Examples of documents they transcribe could include medical history, physical exam reports, operative or autopsy reports, diagnostic imaging studies, or referral letters. Once they have completed the transcription, they return them to the medical professional who dictated them so they can review and sign the documents or correct any possible errors. Transcriptionists can work in hospitals, clinics, labs, physicians’ offices, insurance companies, home health care agencies, or at transcription service offices. Some are self-employed and may work at home. They generally work standard 40-hour weeks, with most of their time sitting at a desk working at their computer. This can be good steady work for those seeking a calmer job in health care that does not involve providing individual care. It can also be stressful though, and require hard work and long periods of concentration. It is important that a transcriptionist have good understanding of medical terminology, physiology, anatomy, pharmacology, and understand language used in diagnostic procedures. Their ability to transcribe accurately is important, as the documents become a permanent part of a patient’s record and accuracy is necessary to ensure quality medical care. They must also have excellent English grammar skills, punctuation, and computer and word processing skills.

What type of training and certification do I need?

Many distance learning, vocational or community colleges offer medical transcriptionist training. You can earn a two-year associate degree or complete a one-year certificate program. While neither is required, most employers prefer that you have certification or training. Becoming certified would make you much more competitive and likely earn you a higher starting salary. Ideally, you should choose a transcription program that has pursued voluntary accreditation through the Approval Committee for Certificate Programs (ACCP).

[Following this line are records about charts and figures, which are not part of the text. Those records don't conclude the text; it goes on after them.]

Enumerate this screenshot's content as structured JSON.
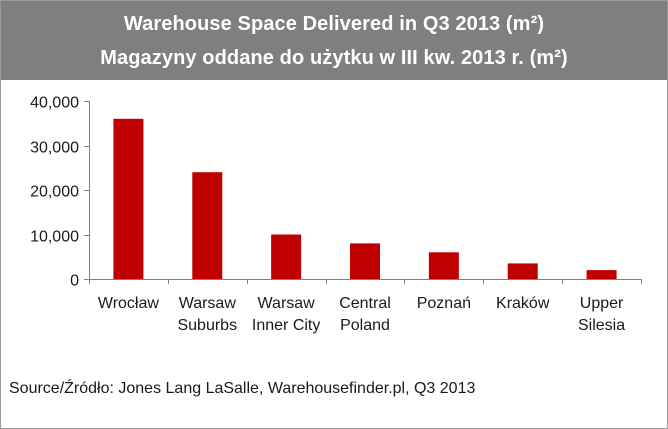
{
  "header": {
    "title_en": "Warehouse Space Delivered in Q3 2013 (m²)",
    "title_pl": "Magazyny oddane do użytku w III kw. 2013 r. (m²)"
  },
  "source": "Source/Źródło: Jones Lang LaSalle, Warehousefinder.pl, Q3 2013",
  "chart_data": {
    "type": "bar",
    "title": "Warehouse Space Delivered in Q3 2013 (m²)",
    "subtitle": "Magazyny oddane do użytku w III kw. 2013 r. (m²)",
    "categories": [
      [
        "Wrocław"
      ],
      [
        "Warsaw",
        "Suburbs"
      ],
      [
        "Warsaw",
        "Inner City"
      ],
      [
        "Central",
        "Poland"
      ],
      [
        "Poznań"
      ],
      [
        "Kraków"
      ],
      [
        "Upper",
        "Silesia"
      ]
    ],
    "values": [
      36000,
      24000,
      10000,
      8000,
      6000,
      3500,
      2000
    ],
    "ylim": [
      0,
      40000
    ],
    "yticks": [
      0,
      10000,
      20000,
      30000,
      40000
    ],
    "ytick_labels": [
      "0",
      "10,000",
      "20,000",
      "30,000",
      "40,000"
    ],
    "bar_color": "#c00000",
    "grid": false,
    "legend": "none"
  }
}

The Association for Healthcare Documentation Integrity (AHDI) offers two certification options: registered medical transcriptionist (RMT) and certified medical transcriptionist (CMT). To take the RMT exam, you must have completed a medical transcription educational program, and you must pass the AHDI level-1 exam. The CMT has an eligibility requirement of two years minimum of transcription experience in acute care, using different dictation types in multiple specialty surgery areas. Because medicine is constantly changing as a result of research and new studies, RMTs and CMTs must also be committed to staying current. Re certification must be completed every three years, and in addition to 30 hours of continuing education. If you know that certification is something that you will be pursuing, you may be interested in reading more about the medical transcriptionist certification process

Medical transcription salary

The mean salary according to BLS was $32,600. This job is expected to grow 11% from 2008 to 2018, according to the Bureau of Labor Statistics (BLS). It will likely continue to grow as the growing aging population continues to put demands on the current health care industry. Additionally, electronic documentation that can easily be stored and shared will also contribute to the continued demand for transcription services.